Appropriate for the window-pier of a bedroom apartment, this commode-dressing-table's Pan-reeded top is serpentined in a Cupid bow with French cut-corners. Its commode form relates to Thomas Chippendale's pattern for French Commode Tables in The Gentleman and Cabinet-Maker's Director, 1754 (pls. 95 and 97), whilst the plinths canted and truss-scrolled brackets also featured in a 1753 pattern for a commode clothes press in the Director (pl. 327).
This mahogany chest relates to a group of similar chests supplied by the 'Dumfries House Cabinet-Maker' - possibly Thomas Chippendale - for Dumfries House, Ayrshire (included in the Dumfries House Christie's sale catalogue, 12-13 July 2007, lots 106, 153, 213, 242, 251 and 252). Although unrecorded in the surviving bills, there are certain constructional features that point to the same workshop and it has been argued that this was in fact Thomas Chippendale's workshop itself. For instance, behind the simple bracket foot, the blocking is laminated and there are nails on the underside for the 'pack thread' used for the protective transportation cover: features found on the mahogany clothes-press attributed to Thomas Chippendale and possibly that invoiced by him on 4 June 1763 as 'A large mahog'y cloaths press with folding doors and sliding shelves of cedar and bays apron 9...' (lot 236). The present commode also has laminated blocking and nails for binding twine attached on the underside. Other characteristics typical of Chippendale's workshop that the present commode displays in common with the rest of the group are: its use of superb quality mahogany, the restrained nature of its design, a red wash to the underside and the two-panelled backboard, which follows the same format as the backboard of lot 106 in the Dumfries House Christie's sale catalogue.

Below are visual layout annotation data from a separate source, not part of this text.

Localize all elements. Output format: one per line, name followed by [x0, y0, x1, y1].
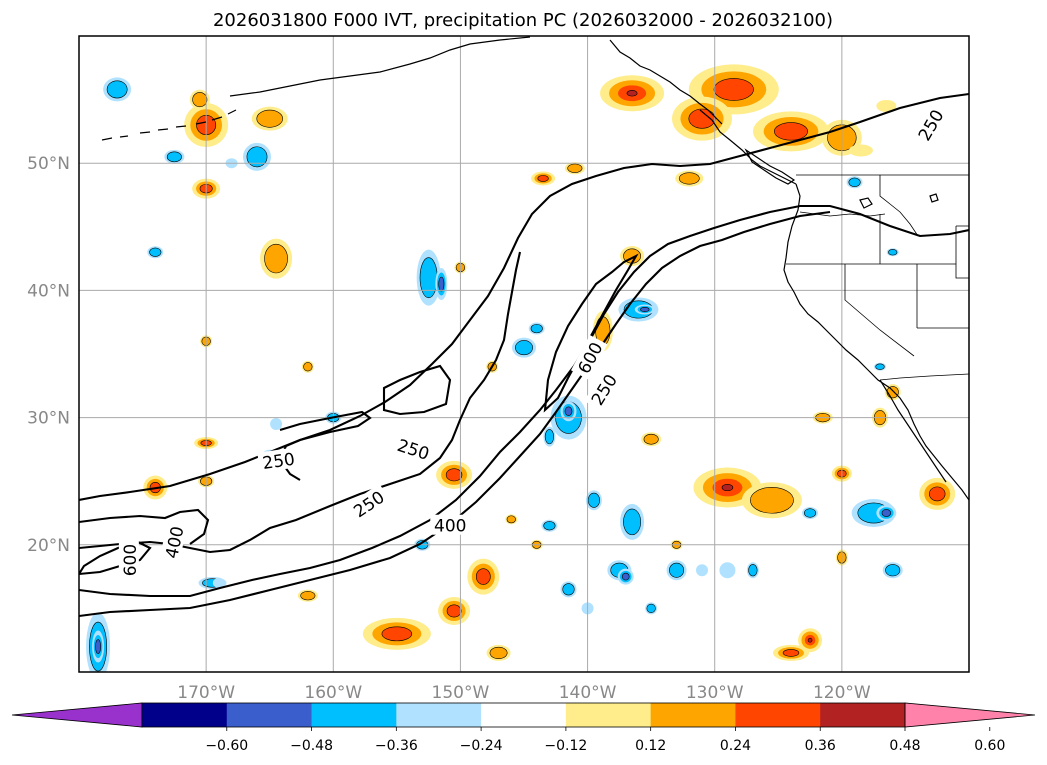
- lon-label-140: 140°W: [559, 683, 617, 703]
- precip-anomaly-blob: [622, 573, 629, 580]
- longitude-labels: 170°W 160°W 150°W 140°W 130°W 120°W: [177, 683, 871, 703]
- precip-anomaly-blob: [447, 605, 461, 617]
- precip-anomaly-blob: [538, 175, 549, 181]
- colorbar-tick-label: −0.48: [290, 738, 333, 754]
- precip-anomaly-blob: [849, 178, 861, 187]
- precip-anomaly-blob: [808, 638, 812, 642]
- latitude-labels: 50°N 40°N 30°N 20°N: [27, 154, 70, 556]
- precip-anomaly-blob: [774, 123, 807, 141]
- precip-anomaly-blob: [750, 487, 793, 513]
- precip-anomaly-blob: [304, 362, 313, 371]
- precip-anomaly-blob: [420, 258, 437, 298]
- precip-anomaly-blob: [563, 584, 575, 596]
- colorbar-segment: [651, 703, 736, 727]
- precip-anomaly-blob: [545, 429, 554, 443]
- colorbar-segment: [820, 703, 905, 727]
- colorbar: −0.60 −0.48 −0.36 −0.24 −0.12 0.12 0.24 0.36 0.4…: [12, 703, 1035, 754]
- precip-anomaly-blob: [882, 509, 891, 516]
- colorbar-tick-label: 0.60: [974, 738, 1005, 754]
- precip-anomaly-blob: [719, 562, 735, 578]
- precip-anomaly-blob: [150, 248, 162, 257]
- colorbar-segment: [227, 703, 312, 727]
- colorbar-extend-high: [905, 703, 1035, 727]
- precip-anomaly-blob: [749, 564, 758, 576]
- precip-anomaly-blob: [876, 364, 885, 370]
- lon-label-120: 120°W: [813, 683, 871, 703]
- lon-label-130: 130°W: [686, 683, 744, 703]
- lat-label-30: 30°N: [27, 409, 70, 429]
- precip-anomaly-blob: [849, 144, 873, 156]
- colorbar-segment: [481, 703, 566, 727]
- precip-anomaly-blob: [696, 564, 708, 576]
- precip-anomaly-blob: [783, 649, 799, 656]
- lat-label-20: 20°N: [27, 536, 70, 556]
- precip-anomaly-blob: [544, 521, 556, 530]
- precip-anomaly-blob: [647, 604, 656, 613]
- precip-anomaly-blob: [167, 152, 181, 162]
- precip-anomaly-blob: [193, 92, 207, 106]
- lon-label-150: 150°W: [432, 683, 490, 703]
- precip-anomaly-blob: [929, 487, 945, 501]
- precip-anomaly-blob: [640, 307, 649, 311]
- precip-anomaly-blob: [588, 493, 600, 507]
- precip-anomaly-blob: [107, 81, 127, 98]
- precip-anomaly-blob: [627, 90, 637, 96]
- precip-anomaly-blob: [886, 564, 900, 576]
- precip-anomaly-blob: [439, 277, 444, 291]
- figure: 2026031800 F000 IVT, precipitation PC (2…: [0, 0, 1047, 765]
- lon-label-160: 160°W: [304, 683, 362, 703]
- precip-anomaly-blob: [722, 484, 733, 490]
- precip-anomaly-blob: [257, 110, 283, 127]
- colorbar-segment: [142, 703, 227, 727]
- precip-anomaly-blob: [568, 164, 582, 173]
- precip-anomaly-blob: [623, 509, 640, 535]
- precip-anomaly-blob: [476, 569, 490, 585]
- precip-anomaly-blob: [531, 324, 543, 333]
- precip-anomaly-blob: [669, 563, 683, 577]
- precip-anomaly-blob: [490, 647, 507, 659]
- precip-anomaly-blob: [95, 640, 100, 654]
- precip-anomaly-blob: [382, 627, 412, 641]
- colorbar-tick-label: 0.24: [720, 738, 751, 754]
- precip-anomaly-blob: [270, 418, 282, 430]
- colorbar-segment: [396, 703, 481, 727]
- colorbar-tick-label: −0.12: [544, 738, 587, 754]
- lon-label-170: 170°W: [177, 683, 235, 703]
- contour-label-600: 600: [121, 544, 141, 576]
- precip-anomaly-blob: [446, 469, 462, 481]
- colorbar-tick-label: −0.60: [205, 738, 248, 754]
- precip-anomaly-blob: [565, 407, 572, 416]
- precip-anomaly-blob: [714, 78, 754, 100]
- colorbar-segment: [735, 703, 820, 727]
- precip-anomaly-blob: [265, 244, 288, 273]
- colorbar-extend-low: [12, 703, 142, 727]
- colorbar-tick-label: 0.48: [889, 738, 920, 754]
- contour-label-400: 400: [434, 517, 466, 537]
- colorbar-tick-label: −0.24: [460, 738, 503, 754]
- precip-anomaly-blob: [507, 516, 516, 523]
- map-title: 2026031800 F000 IVT, precipitation PC (2…: [213, 10, 833, 31]
- colorbar-segment: [312, 703, 397, 727]
- precip-anomaly-blob: [644, 434, 658, 444]
- colorbar-tick-label: −0.36: [375, 738, 418, 754]
- lat-label-50: 50°N: [27, 154, 70, 174]
- precip-anomaly-blob: [515, 340, 532, 354]
- colorbar-tick-label: 0.12: [635, 738, 666, 754]
- precip-anomaly-blob: [247, 147, 267, 167]
- precip-anomaly-blob: [887, 386, 899, 398]
- precip-anomaly-blob: [679, 173, 699, 185]
- precip-anomaly-blob: [888, 249, 897, 255]
- colorbar-tick-label: 0.36: [805, 738, 836, 754]
- lat-label-40: 40°N: [27, 281, 70, 301]
- precip-anomaly-blob: [804, 509, 816, 518]
- precip-anomaly-blob: [301, 591, 315, 600]
- colorbar-segment: [566, 703, 651, 727]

A further related serpentine chest attributed to Thomas Chippendale and probably commissioned by John, Viscount Mountstuart, later 4th Earl and 1st Marquess of Bute, circa 1766 for Cardiff Castle, was also later moved to Dumfries (included in the Dumfries House Christie's sale catalogue, 12 July 2007, lot 85). This chest also shares certain similarities with the current commode, such as its richly figured veneers, the arrangement of four graduated drawers in a serpentine shape, the top drawer lined in mahogany and fitted with compartments, and the use of a slightly more shapely bracket foot than witnessed in the earlier group of chests.
Other similar serpentine chests were supplied by Thomas Chippendale for Ninian Home at Paxton House, Scotland; Henry, 10th Earl of Pembroke at Wilton House, Wiltshire and Sir Edward Knatchbull at Mersham le Hatch, Kent (see C.Gilbert, The Life and Work of Thomas Chippendale, London, 1978, vol. II, figs. 203, 205 and 206). A further commode, originally supplied by Chippendale for Normanton Park, Rutland and now at Grimsthorpe Castle, Lincolnshire, displays these very same constructional hallmarks of laminated feet, red wash, nails for twine and bi-panelled backboard.